11.2. In ogni caso l'infondatezza del motivo discende anche dal nuovo orientamento interpretativo dell'art. 2059 c.c., adottato da questa Corte con le sentenze 31.5.2003 n. 8827 ed 8828, ed ormai consolidato (cfr. Cass. 27.6.2007, n. 14846) secondo cui il danno non patrimoniale conseguente all'ingiusta lesione di un interesse inerente alla persona, costituzionalmente garantito, non è soggetto, ai fini della risarcibilità, al limite derivante dalla riserva di legge correlata all'art. 185 c.p., e non presuppone, pertanto, la qualificabilità del fatto illecito come reato, giacchè il rinvio ai casi in cui la legge consente la riparazione del danno non patrimoniale ben può essere riferito, dopo l'entrata in vigore della Costituzione, anche alle previsioni della legge fondamentale, ove si consideri che il riconoscimento, nella Costituzione, dei diritti inviolabili inerenti alla persona non aventi natura economica implicitamente, ma necessariamente, ne esige la tutela, ed in tal modo configura un caso determinato dalla legge, al massimo livello, di riparazione del danno non patrimoniale.
12. Pertanto va accolto parzialmente il primo motivo di ricorso e vanno rigettati il secondo ed il terzo. Va cassata, in relazione al motivo accolto, l'impugnata sentenza e va rinviata la causa, anche per le spese del giudizio di cassazione, ad altra sezione della Corte di appello di Roma, che si uniformerà ai principi di diritto esposti al punto 3.4.

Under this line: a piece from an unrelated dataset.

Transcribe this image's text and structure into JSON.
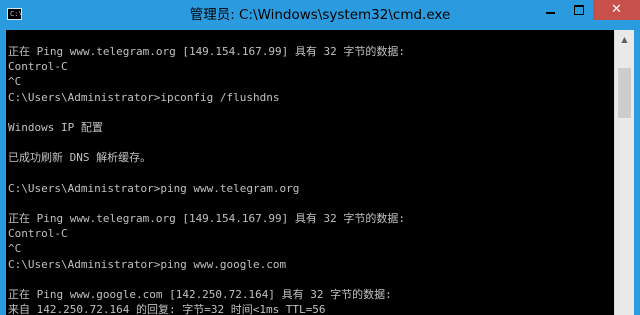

Esistono giusti motivi per compensare per intero le spese di questo giudizio di cassazione tra A.C. ed il ricorrente Ministero.
P.Q.M.
Dichiara inammissibile il ricorso proposto dal Ministero della Salute nei confronti di A.C. e compensa tra gli stessi le spese di questo giudizio di Cassazione. Quanto agli altri, accoglie, nei termini di cui in motivazione, il primo motivo di ricorso e rigetta i restanti motivi. Cassa, in relazione al motivo accolto, l'impugnata sentenza e rinvia la causa, anche per le spese del giudizio di Cassazione, ad altra sezione della Corte di appello di Roma.
Così deciso in Roma, il 20 novembre 2007.